Breakthroughs in scaling now allows even smaller developers to work with large deep learning models. Microsofts new DeepSpeed tool is a breaktrough in scaling AI.

Microsoft has released a new version of its open-source DeepSpeed tool that it says will enable the creation of “extremely large” deep learning models with a trillion parameters, more than five times as many as the largest model currently in use. The new tool will also help developers working on smaller projects, according to the company. 

DeepSpeed is a software library for performing artificial intelligence training. The AI tool has already gone through multiple iterations since its release in February. The latest version has effectively increased the maximum size of the models it can train from 100 billion to more than a trillion parameters.

“Democratizing” AI development

Microsoft says DeepSpeed can now train a trillion-parameter language model using 100 of Nvidia Corp.’s previous-generation V100 graphics cards.
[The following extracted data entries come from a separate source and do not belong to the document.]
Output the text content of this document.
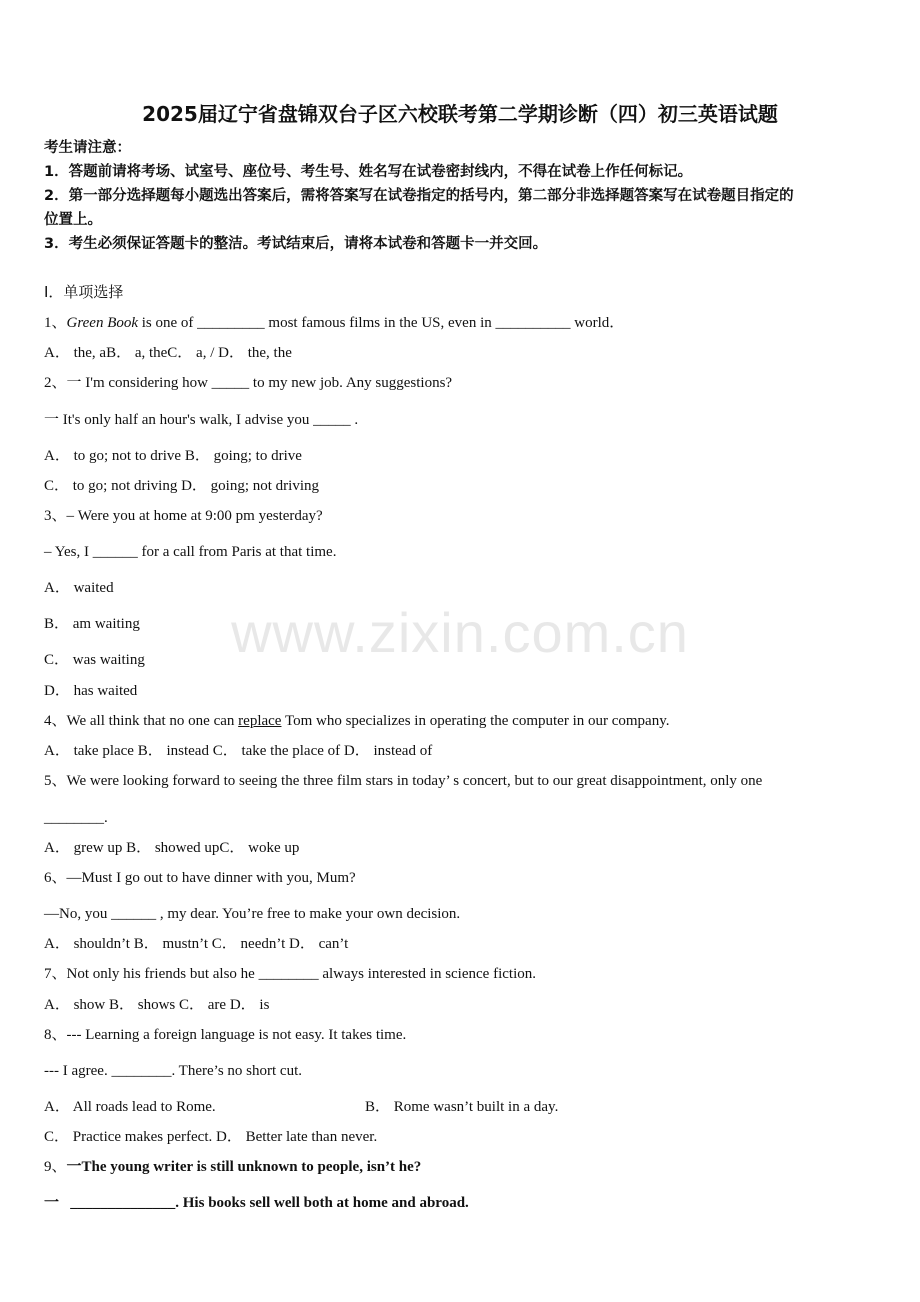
2025届辽宁省盘锦双台子区六校联考第二学期诊断（四）初三英语试题
考生请注意：
1．答题前请将考场、试室号、座位号、考生号、姓名写在试卷密封线内，不得在试卷上作任何标记。
2．第一部分选择题每小题选出答案后，需将答案写在试卷指定的括号内，第二部分非选择题答案写在试卷题目指定的
位置上。
3．考生必须保证答题卡的整洁。考试结束后，请将本试卷和答题卡一并交回。
Ⅰ．单项选择
1、Green Book is one of _________ most famous films in the US, even in __________ world．
A． the, aB． a, theC． a, / D． the, the
2、一 I'm considering how _____ to my new job. Any suggestions?
一 It's only half an hour's walk, I advise you _____ .
A． to go; not to drive B． going; to drive
C． to go; not driving D． going; not driving
3、– Were you at home at 9:00 pm yesterday?
– Yes, I ______ for a call from Paris at that time.
A． waited
B． am waiting
C． was waiting
D． has waited
4、We all think that no one can replace Tom who specializes in operating the computer in our company.
A． take place B． instead C． take the place of D． instead of
5、We were looking forward to seeing the three film stars in today’ s concert, but to our great disappointment, only one
________.
A． grew up B． showed upC． woke up
6、—Must I go out to have dinner with you, Mum?
—No, you ______ , my dear. You’re free to make your own decision.
A． shouldn’t B． mustn’t C． needn’t D． can’t
7、Not only his friends but also he ________ always interested in science fiction.
A． show B． shows C． are D． is
8、--- Learning a foreign language is not easy. It takes time.
--- I agree. ________. There’s no short cut.
A． All roads lead to Rome.	B． Rome wasn’t built in a day.
C． Practice makes perfect. D． Better late than never.
9、一The young writer is still unknown to people, isn’t he?
一 ______________. His books sell well both at home and abroad.
www.zixin.com.cn
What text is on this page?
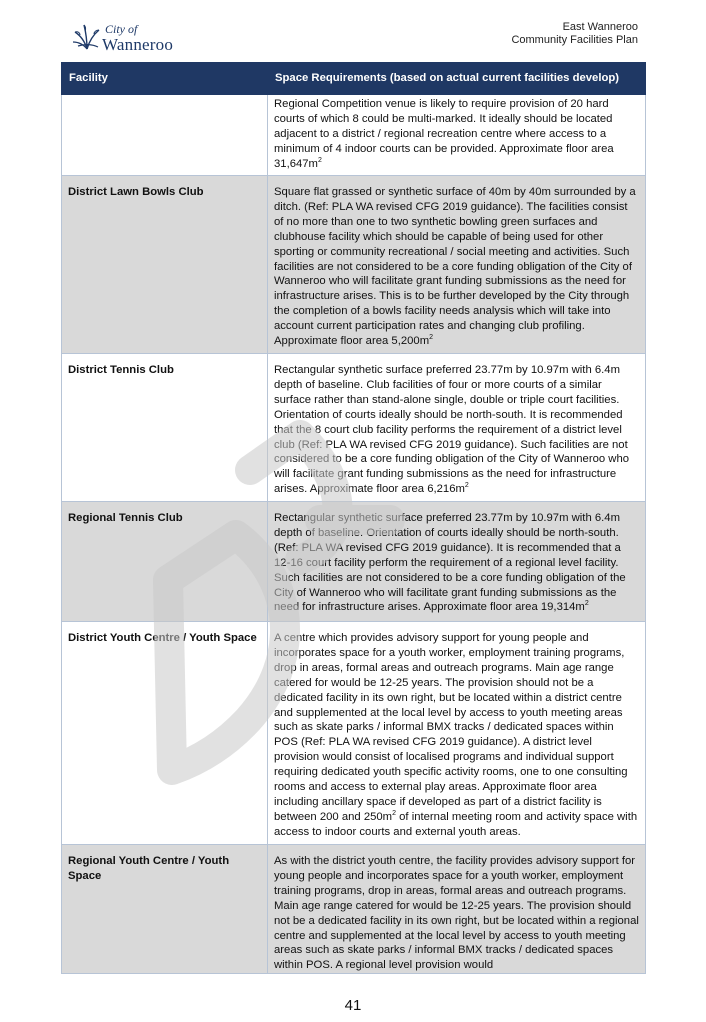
City of
Wanneroo
East Wanneroo
Community Facilities Plan
Facility	Space Requirements (based on actual current facilities develop)
	Regional Competition venue is likely to require provision of 20 hard courts of which 8 could be multi-marked. It ideally should be located adjacent to a district / regional recreation centre where access to a minimum of 4 indoor courts can be provided. Approximate floor area $31,647m^2$
District Lawn Bowls Club	Square flat grassed or synthetic surface of 40m by 40m surrounded by a ditch. (Ref: PLA WA revised CFG 2019 guidance). The facilities consist of no more than one to two synthetic bowling green surfaces and clubhouse facility which should be capable of being used for other sporting or community recreational / social meeting and activities. Such facilities are not considered to be a core funding obligation of the City of Wanneroo who will facilitate grant funding submissions as the need for infrastructure arises. This is to be further developed by the City through the completion of a bowls facility needs analysis which will take into account current participation rates and changing club profiling. Approximate floor area $5,200m^2$
District Tennis Club	Rectangular synthetic surface preferred 23.77m by 10.97m with 6.4m depth of baseline. Club facilities of four or more courts of a similar surface rather than stand-alone single, double or triple court facilities. Orientation of courts ideally should be north-south. It is recommended that the 8 court club facility performs the requirement of a district level club (Ref: PLA WA revised CFG 2019 guidance). Such facilities are not considered to be a core funding obligation of the City of Wanneroo who will facilitate grant funding submissions as the need for infrastructure arises. Approximate floor area $6,216m^2$
Regional Tennis Club	Rectangular synthetic surface preferred 23.77m by 10.97m with 6.4m depth of baseline. Orientation of courts ideally should be north-south. (Ref: PLA WA revised CFG 2019 guidance). It is recommended that a 12-16 court facility perform the requirement of a regional level facility. Such facilities are not considered to be a core funding obligation of the City of Wanneroo who will facilitate grant funding submissions as the need for infrastructure arises. Approximate floor area $19,314m^2$
District Youth Centre / Youth Space	A centre which provides advisory support for young people and incorporates space for a youth worker, employment training programs, drop in areas, formal areas and outreach programs. Main age range catered for would be 12-25 years. The provision should not be a dedicated facility in its own right, but be located within a district centre and supplemented at the local level by access to youth meeting areas such as skate parks / informal BMX tracks / dedicated spaces within POS (Ref: PLA WA revised CFG 2019 guidance). A district level provision would consist of localised programs and individual support requiring dedicated youth specific activity rooms, one to one consulting rooms and access to external play areas. Approximate floor area including ancillary space if developed as part of a district facility is between 200 and $250m^2$ of internal meeting room and activity space with access to indoor courts and external youth areas.
Regional Youth Centre / Youth Space	As with the district youth centre, the facility provides advisory support for young people and incorporates space for a youth worker, employment training programs, drop in areas, formal areas and outreach programs. Main age range catered for would be 12-25 years. The provision should not be a dedicated facility in its own right, but be located within a regional centre and supplemented at the local level by access to youth meeting areas such as skate parks / informal BMX tracks / dedicated spaces within POS. A regional level provision would
41
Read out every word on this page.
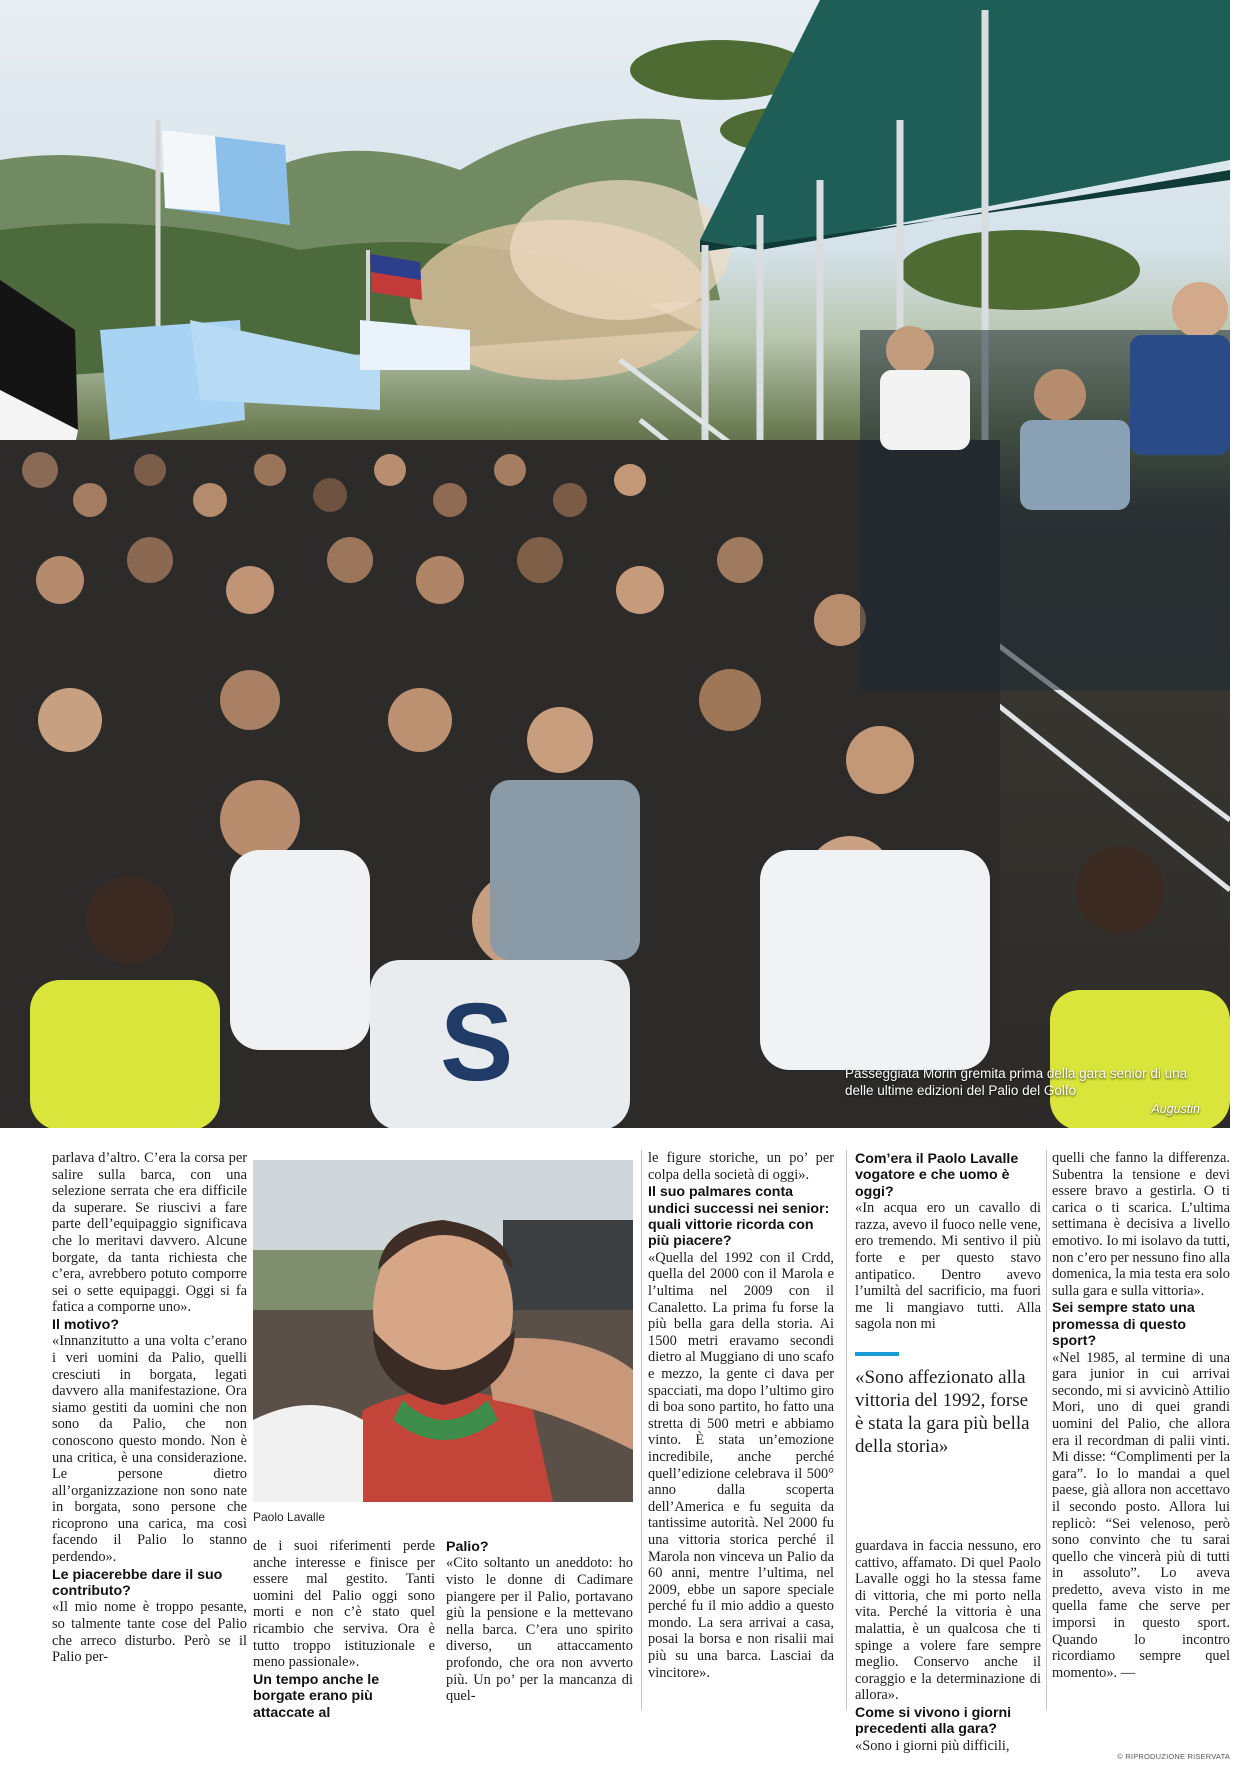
S	Passeggiata Morin gremita prima della gara senior di una delle ultime edizioni del Palio del Golfo
Augustin

parlava d’altro. C’era la corsa per salire sulla barca, con una selezione serrata che era difficile da superare. Se riuscivi a fare parte dell’equipaggio significava che lo meritavi davvero. Alcune borgate, da tanta richiesta che c’era, avrebbero potuto comporre sei o sette equipaggi. Oggi si fa fatica a comporne uno».

Il motivo?

«Innanzitutto a una volta c’erano i veri uomini da Palio, quelli cresciuti in borgata, legati davvero alla manifestazione. Ora siamo gestiti da uomini che non sono da Palio, che non conoscono questo mondo. Non è una critica, è una considerazione. Le persone dietro all’organizzazione non sono nate in borgata, sono persone che ricoprono una carica, ma così facendo il Palio lo stanno perdendo».

Le piacerebbe dare il suo contributo?

«Il mio nome è troppo pesante, so talmente tante cose del Palio che arreco disturbo. Però se il Palio per-

Paolo Lavalle

de i suoi riferimenti perde anche interesse e finisce per essere mal gestito. Tanti uomini del Palio oggi sono morti e non c’è stato quel ricambio che serviva. Ora è tutto troppo istituzionale e meno passionale».

Un tempo anche le borgate erano più attaccate al

Palio?

«Cito soltanto un aneddoto: ho visto le donne di Cadimare piangere per il Palio, portavano giù la pensione e la mettevano nella barca. C’era uno spirito diverso, un attaccamento profondo, che ora non avverto più. Un po’ per la mancanza di quel-

le figure storiche, un po’ per colpa della società di oggi».

Il suo palmares conta undici successi nei senior: quali vittorie ricorda con più piacere?

«Quella del 1992 con il Crdd, quella del 2000 con il Marola e l’ultima nel 2009 con il Canaletto. La prima fu forse la più bella gara della storia. Ai 1500 metri eravamo secondi dietro al Muggiano di uno scafo e mezzo, la gente ci dava per spacciati, ma dopo l’ultimo giro di boa sono partito, ho fatto una stretta di 500 metri e abbiamo vinto. È stata un’emozione incredibile, anche perché quell’edizione celebrava il 500° anno dalla scoperta dell’America e fu seguita da tantissime autorità. Nel 2000 fu una vittoria storica perché il Marola non vinceva un Palio da 60 anni, mentre l’ultima, nel 2009, ebbe un sapore speciale perché fu il mio addio a questo mondo. La sera arrivai a casa, posai la borsa e non risalii mai più su una barca. Lasciai da vincitore».

Com’era il Paolo Lavalle vogatore e che uomo è oggi?

«In acqua ero un cavallo di razza, avevo il fuoco nelle vene, ero tremendo. Mi sentivo il più forte e per questo stavo antipatico. Dentro avevo l’umiltà del sacrificio, ma fuori me li mangiavo tutti. Alla sagola non mi

«Sono affezionato alla vittoria del 1992, forse è stata la gara più bella della storia»

guardava in faccia nessuno, ero cattivo, affamato. Di quel Paolo Lavalle oggi ho la stessa fame di vittoria, che mi porto nella vita. Perché la vittoria è una malattia, è un qualcosa che ti spinge a volere fare sempre meglio. Conservo anche il coraggio e la determinazione di allora».

Come si vivono i giorni precedenti alla gara?

«Sono i giorni più difficili,

quelli che fanno la differenza. Subentra la tensione e devi essere bravo a gestirla. O ti carica o ti scarica. L’ultima settimana è decisiva a livello emotivo. Io mi isolavo da tutti, non c’ero per nessuno fino alla domenica, la mia testa era solo sulla gara e sulla vittoria».

Sei sempre stato una promessa di questo sport?

«Nel 1985, al termine di una gara junior in cui arrivai secondo, mi si avvicinò Attilio Mori, uno di quei grandi uomini del Palio, che allora era il recordman di palii vinti. Mi disse: “Complimenti per la gara”. Io lo mandai a quel paese, già allora non accettavo il secondo posto. Allora lui replicò: “Sei velenoso, però sono convinto che tu sarai quello che vincerà più di tutti in assoluto”. Lo aveva predetto, aveva visto in me quella fame che serve per imporsi in questo sport. Quando lo incontro ricordiamo sempre quel momento». —

© RIPRODUZIONE RISERVATA
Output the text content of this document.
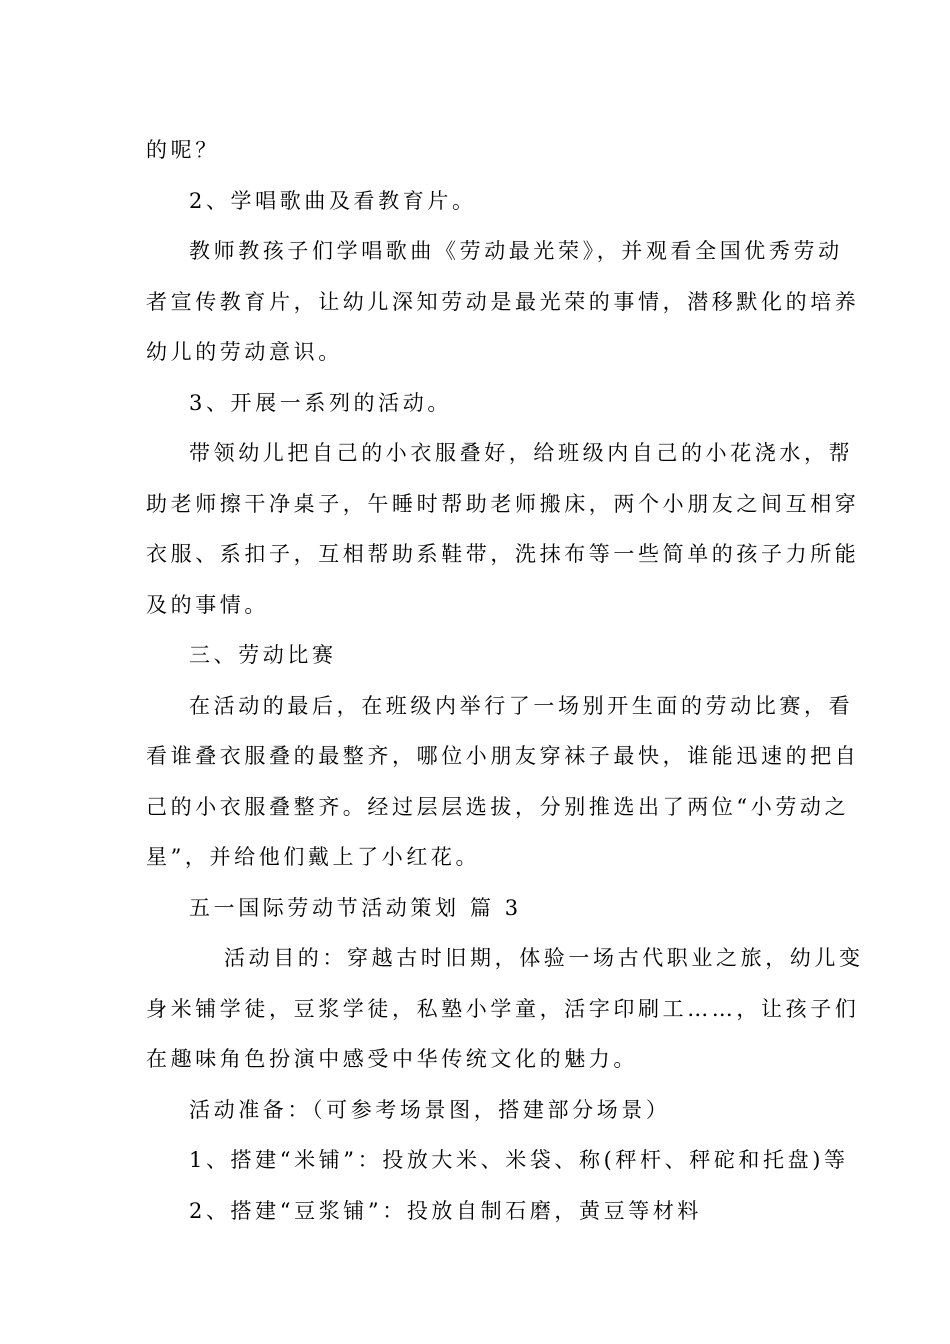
的呢？
2、学唱歌曲及看教育片。
教师教孩子们学唱歌曲《劳动最光荣》，并观看全国优秀劳动
者宣传教育片，让幼儿深知劳动是最光荣的事情，潜移默化的培养
幼儿的劳动意识。
3、开展一系列的活动。
带领幼儿把自己的小衣服叠好，给班级内自己的小花浇水，帮
助老师擦干净桌子，午睡时帮助老师搬床，两个小朋友之间互相穿
衣服、系扣子，互相帮助系鞋带，洗抹布等一些简单的孩子力所能
及的事情。
三、劳动比赛
在活动的最后，在班级内举行了一场别开生面的劳动比赛，看
看谁叠衣服叠的最整齐，哪位小朋友穿袜子最快，谁能迅速的把自
己的小衣服叠整齐。经过层层选拔，分别推选出了两位“小劳动之
星”，并给他们戴上了小红花。
五一国际劳动节活动策划 篇 3
活动目的：穿越古时旧期，体验一场古代职业之旅，幼儿变
身米铺学徒，豆浆学徒，私塾小学童，活字印刷工……，让孩子们
在趣味角色扮演中感受中华传统文化的魅力。
活动准备：（可参考场景图，搭建部分场景）
1、搭建“米铺”：投放大米、米袋、称(秤杆、秤砣和托盘)等
2、搭建“豆浆铺”：投放自制石磨，黄豆等材料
Previously, such a task would have required 4,000 of Nvidia’s current-generation (and more expensive) A100 graphics cards a 100 days to complete.

These cost reductions will give a boost to AI projects across many sectors. Groups such as OpenAI that are working to push the envelope on the size of neural networks could use the tool to reduce the hardware costs associated with their work. Startups and smaller enterprises working on day-to-day applications of AI could also use DeepSpeed to build more powerful models with more parameters than their limited budgets would otherwise allow.

DeepSpeed “democratizes multi-billion-parameter model training and opens the window for many deep learning practitioners to explore bigger and better models,” Microsoft executives Rangan Majumder and  Junhua Wang wrote in a blog post.

New technologies drive cost efficiencies

The giant leap in DeepSpeed’s efficiency is due to new technologies. For example, “ZeRO-Offload” improves how many parameters AI training servers can handle by making creative use of the memory and CPUs in those servers. Another innovation, called “3D parallelism,” distributes work among the training servers in a way that increases hardware efficiency.

“3D parallelism adapts to the varying needs of workload requirements to power extremely large models with over a trillion parameters while achieving near-perfect memory-scaling and throughput-scaling efficiency,” Microsoft’s Majumder and Wang wrote. “In addition, its improved communication efficiency allows users to train multi-billion-parameter models 2–7x faster on regular clusters with limited network bandwidth.”